Potential future macroeconomic volatility means now is not a good time to be buying into the risky end of the private equity secondaries market, according to Partners Group head of private equity Stephan Schäli.
The focus should instead be on buying private equity interests with quality underlying assets that can withstand any future volatility, Schäli told Secondaries Investor.
“At the moment you will not be compensated for buying into the risky end of the market. You may have to anticipate more volatile macroeconomic developments in the future, after five years of relative resilience,” Schäli said.
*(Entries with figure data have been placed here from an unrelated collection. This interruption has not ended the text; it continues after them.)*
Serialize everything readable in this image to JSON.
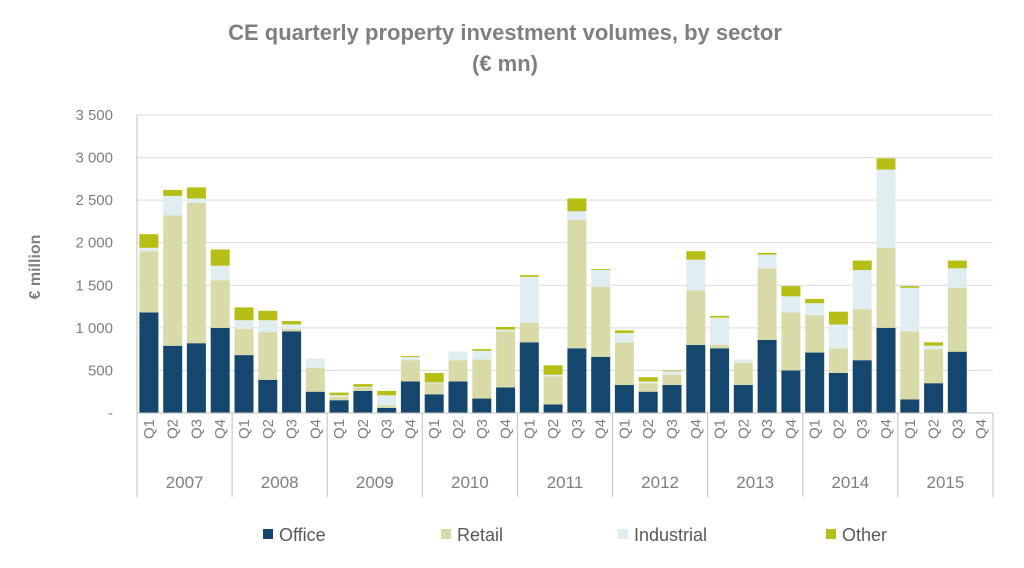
{
  "chart_data": {
    "type": "stacked-bar",
    "title": "CE quarterly property investment volumes, by sector",
    "subtitle": "(€ mn)",
    "ylabel": "€ million",
    "ylim": [
      0,
      3500
    ],
    "yticks": [
      0,
      500,
      1000,
      1500,
      2000,
      2500,
      3000,
      3500
    ],
    "ytick_labels": [
      "-",
      "500",
      "1 000",
      "1 500",
      "2 000",
      "2 500",
      "3 000",
      "3 500"
    ],
    "years": [
      "2007",
      "2008",
      "2009",
      "2010",
      "2011",
      "2012",
      "2013",
      "2014",
      "2015"
    ],
    "quarters": [
      "Q1",
      "Q2",
      "Q3",
      "Q4"
    ],
    "series": [
      {
        "name": "Office",
        "color": "#14466e",
        "values": [
          1180,
          790,
          820,
          1000,
          680,
          390,
          960,
          250,
          150,
          260,
          60,
          370,
          220,
          370,
          170,
          300,
          830,
          100,
          760,
          660,
          330,
          250,
          330,
          800,
          760,
          330,
          860,
          500,
          710,
          470,
          620,
          1000,
          160,
          350,
          720,
          null
        ]
      },
      {
        "name": "Retail",
        "color": "#d8dba8",
        "values": [
          720,
          1530,
          1650,
          560,
          310,
          560,
          30,
          280,
          40,
          40,
          30,
          250,
          130,
          250,
          460,
          660,
          230,
          330,
          1510,
          820,
          500,
          100,
          120,
          640,
          40,
          260,
          840,
          680,
          440,
          290,
          600,
          940,
          800,
          400,
          750,
          null
        ]
      },
      {
        "name": "Industrial",
        "color": "#e1eef1",
        "values": [
          40,
          230,
          50,
          170,
          100,
          140,
          50,
          110,
          20,
          10,
          120,
          40,
          10,
          100,
          100,
          20,
          540,
          20,
          100,
          200,
          110,
          20,
          40,
          360,
          320,
          40,
          160,
          190,
          140,
          280,
          460,
          920,
          510,
          40,
          230,
          null
        ]
      },
      {
        "name": "Other",
        "color": "#b7bf16",
        "values": [
          160,
          70,
          130,
          190,
          150,
          110,
          40,
          0,
          30,
          30,
          50,
          10,
          110,
          0,
          20,
          30,
          20,
          110,
          150,
          10,
          30,
          50,
          10,
          100,
          20,
          0,
          20,
          120,
          50,
          150,
          110,
          130,
          20,
          40,
          90,
          null
        ]
      }
    ]
  },
  "legend": {
    "office": "Office",
    "retail": "Retail",
    "industrial": "Industrial",
    "other": "Other"
  }
}
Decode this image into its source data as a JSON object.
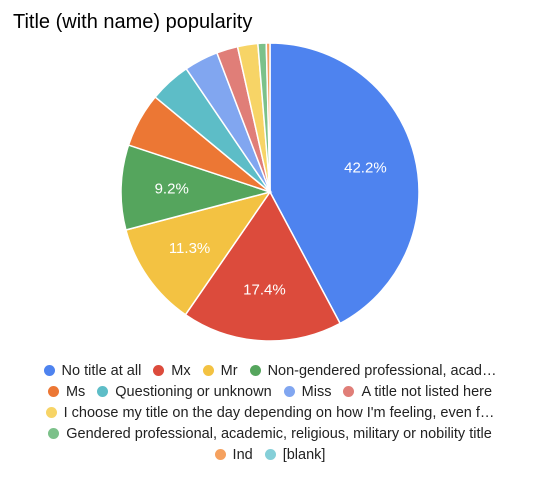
{
  "chart_data": {
    "type": "pie",
    "title": "Title (with name) popularity",
    "slices": [
      {
        "label": "No title at all",
        "value": 42.2,
        "color": "#4e83ef",
        "display": "42.2%"
      },
      {
        "label": "Mx",
        "value": 17.4,
        "color": "#dc4b3c",
        "display": "17.4%"
      },
      {
        "label": "Mr",
        "value": 11.3,
        "color": "#f3c242",
        "display": "11.3%"
      },
      {
        "label": "Non-gendered professional, acad…",
        "value": 9.2,
        "color": "#55a55d",
        "display": "9.2%"
      },
      {
        "label": "Ms",
        "value": 5.9,
        "color": "#ec7734",
        "display": ""
      },
      {
        "label": "Questioning or unknown",
        "value": 4.5,
        "color": "#5dbdc7",
        "display": ""
      },
      {
        "label": "Miss",
        "value": 3.7,
        "color": "#81a6f0",
        "display": ""
      },
      {
        "label": "A title not listed here",
        "value": 2.3,
        "color": "#e07e78",
        "display": ""
      },
      {
        "label": "I choose my title on the day depending on how I'm feeling, even f…",
        "value": 2.2,
        "color": "#f7d466",
        "display": ""
      },
      {
        "label": "Gendered professional, academic, religious, military or nobility title",
        "value": 0.9,
        "color": "#7cc18a",
        "display": ""
      },
      {
        "label": "Ind",
        "value": 0.4,
        "color": "#f5a15f",
        "display": ""
      },
      {
        "label": "[blank]",
        "value": 0.0,
        "color": "#85cfd8",
        "display": ""
      }
    ],
    "legend_position": "bottom"
  }
}
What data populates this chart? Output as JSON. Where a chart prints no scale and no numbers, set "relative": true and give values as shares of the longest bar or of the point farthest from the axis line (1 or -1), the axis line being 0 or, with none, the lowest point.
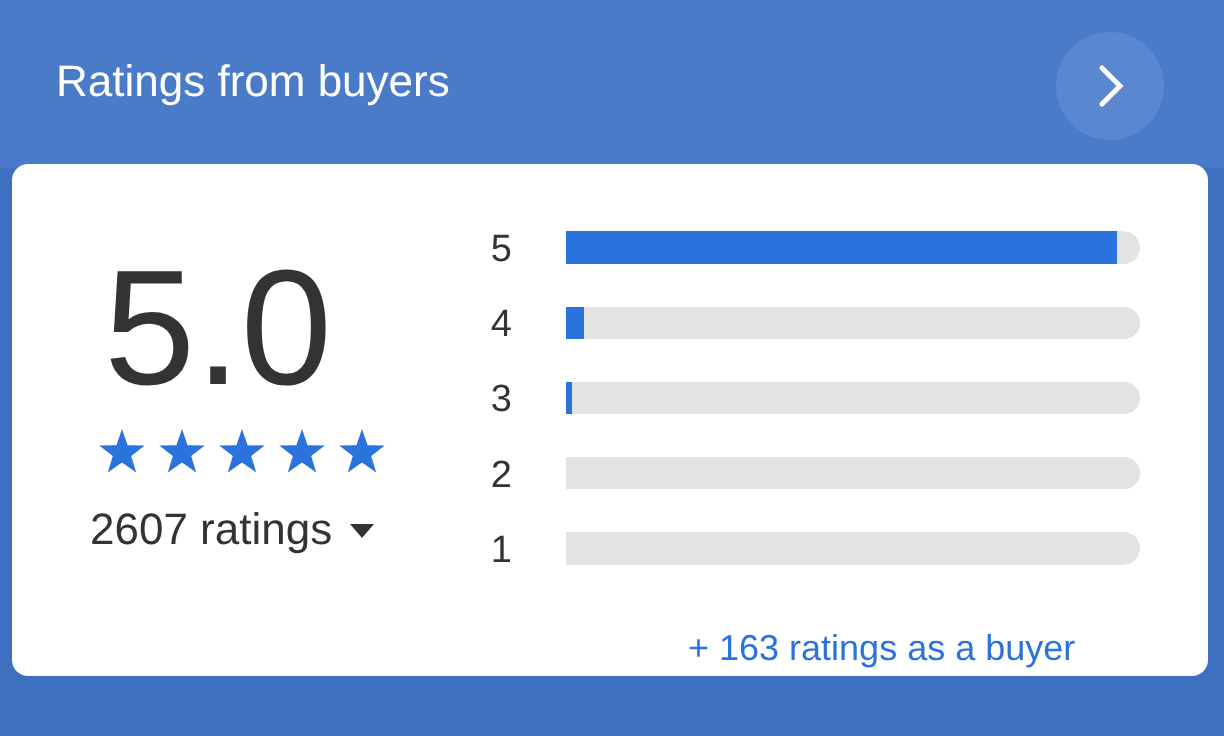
{
  "chart_data": {
    "type": "bar",
    "orientation": "horizontal",
    "relative": true,
    "stacked": true,
    "title": "Ratings from buyers",
    "categories": [
      "5",
      "4",
      "3",
      "2",
      "1"
    ],
    "series": [
      {
        "color": "#2b73dc",
        "values": [
          0.96,
          0.031,
          0.01,
          0,
          0
        ]
      },
      {
        "color": "#e3e3e3",
        "values": [
          0.04,
          0.969,
          0.99,
          1,
          1
        ]
      }
    ],
    "annotations": [
      "5.0",
      "2607 ratings",
      "+ 163 ratings as a buyer"
    ]
  }
}
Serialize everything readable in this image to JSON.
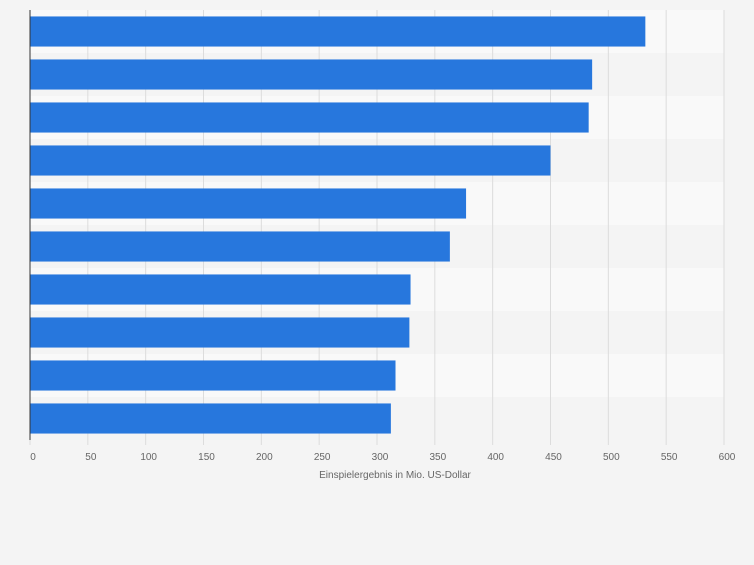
{
  "chart_data": {
    "type": "bar",
    "orientation": "horizontal",
    "title": "",
    "xlabel": "Einspielergebnis in Mio. US-Dollar",
    "ylabel": "",
    "xlim": [
      0,
      600
    ],
    "xticks": [
      "0",
      "50",
      "100",
      "150",
      "200",
      "250",
      "300",
      "350",
      "400",
      "450",
      "500",
      "550",
      "600"
    ],
    "categories": [
      "",
      "",
      "",
      "",
      "",
      "",
      "",
      "",
      "",
      ""
    ],
    "values": [
      532,
      486,
      483,
      450,
      377,
      363,
      329,
      328,
      316,
      312
    ],
    "grid": true,
    "legend": "none"
  },
  "colors": {
    "bar": "#2777dd",
    "background": "#f4f4f4",
    "band_light": "#f9f9f9",
    "band_dark": "#f4f4f4",
    "grid": "#dcdcdc",
    "axis": "#333333",
    "text": "#666666"
  }
}
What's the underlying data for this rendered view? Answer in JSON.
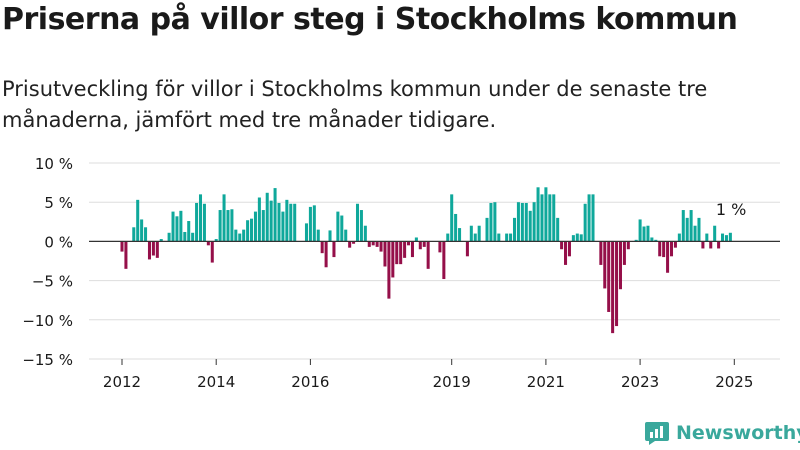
{
  "title": "Priserna på villor steg i Stockholms kommun",
  "subtitle": "Prisutveckling för villor i Stockholms kommun under de senaste tre månaderna, jämfört med tre månader tidigare.",
  "brand": "Newsworthy",
  "colors": {
    "positive": "#0fa89b",
    "negative": "#950f49",
    "grid": "#dddddd",
    "zero": "#333333",
    "text": "#1a1a1a"
  },
  "chart_data": {
    "type": "bar",
    "ylim": [
      -15,
      10
    ],
    "yticks": [
      10,
      5,
      0,
      -5,
      -10,
      -15
    ],
    "ytick_labels": [
      "10 %",
      "5 %",
      "0 %",
      "−5 %",
      "−10 %",
      "−15 %"
    ],
    "xticks": [
      2012,
      2014,
      2016,
      2019,
      2021,
      2023,
      2025
    ],
    "xtick_labels": [
      "2012",
      "2014",
      "2016",
      "2019",
      "2021",
      "2023",
      "2025"
    ],
    "start_date": "2011-12",
    "annotation": {
      "text": "1 %"
    },
    "values": [
      0,
      -1.3,
      -3.5,
      0,
      1.8,
      5.3,
      2.8,
      1.8,
      -2.3,
      -1.8,
      -2.1,
      0.3,
      0,
      1.1,
      3.8,
      3.2,
      3.9,
      1.2,
      2.6,
      1.1,
      4.9,
      6.0,
      4.8,
      -0.5,
      -2.7,
      0.3,
      4.0,
      6.0,
      4.0,
      4.1,
      1.5,
      1.0,
      1.5,
      2.7,
      2.9,
      3.8,
      5.6,
      4.0,
      6.2,
      5.2,
      6.8,
      4.9,
      3.8,
      5.3,
      4.8,
      4.8,
      0,
      0,
      2.3,
      4.4,
      4.6,
      1.5,
      -1.5,
      -3.3,
      1.4,
      -2.0,
      3.8,
      3.3,
      1.5,
      -0.8,
      -0.3,
      4.8,
      4.0,
      2.0,
      -0.7,
      -0.5,
      -0.7,
      -1.3,
      -3.2,
      -7.3,
      -4.6,
      -2.9,
      -2.9,
      -2.1,
      -0.5,
      -2.0,
      0.5,
      -1.0,
      -0.7,
      -3.5,
      0,
      0,
      -1.4,
      -4.8,
      1.0,
      6.0,
      3.5,
      1.7,
      0,
      -1.9,
      2.0,
      1.0,
      2.0,
      0,
      3.0,
      4.9,
      5.0,
      1.0,
      0,
      1.0,
      1.0,
      3.0,
      5.0,
      4.9,
      4.9,
      3.9,
      5.0,
      6.9,
      6.0,
      6.9,
      6.0,
      6.0,
      3.0,
      -1.0,
      -3.0,
      -1.9,
      0.8,
      1.0,
      0.9,
      4.8,
      6.0,
      6.0,
      0,
      -3.0,
      -6.0,
      -9.0,
      -11.7,
      -10.8,
      -6.1,
      -3.0,
      -1.0,
      0,
      0.2,
      2.8,
      1.9,
      2.0,
      0.5,
      0.2,
      -1.9,
      -2.0,
      -4.0,
      -1.9,
      -0.8,
      1.0,
      4.0,
      3.0,
      4.0,
      2.0,
      3.0,
      -0.9,
      1.0,
      -0.9,
      2.0,
      -0.9,
      1.0,
      0.8,
      1.1
    ]
  }
}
Partners Group was happy to buy new, stable private equity assets that were unfamiliar, but it made less sense to buy at the risky end of the market where esoteric assets are being sold off, Schäli added. The current high premiums to net asset value being paid for secondaries interests could increase further, if stock markets remain stable and central bank liquidity injections and the overall flight to assets continue.
“Higher pricing is partly justified for quality assets because you have much greater liquidity prospects in these portfolios. I think the difference between 2006 and 2007 is that buyers as a group are relatively careful not to overdo it. Some lessons from past overpaying have been learned,” Schäli said.
In June, Secondaries Investor reported that Partners Group had acquired interests in three private equity funds managed by BC Partners and Apax from MLC, the wealth management division of the National Australia Bank.
Partners Group confirmed in March that managing director and co-head of secondaries Philipp Schnyder will be leaving his role at the end of 2014. The firm declined to comment on Schnyder’s replacement.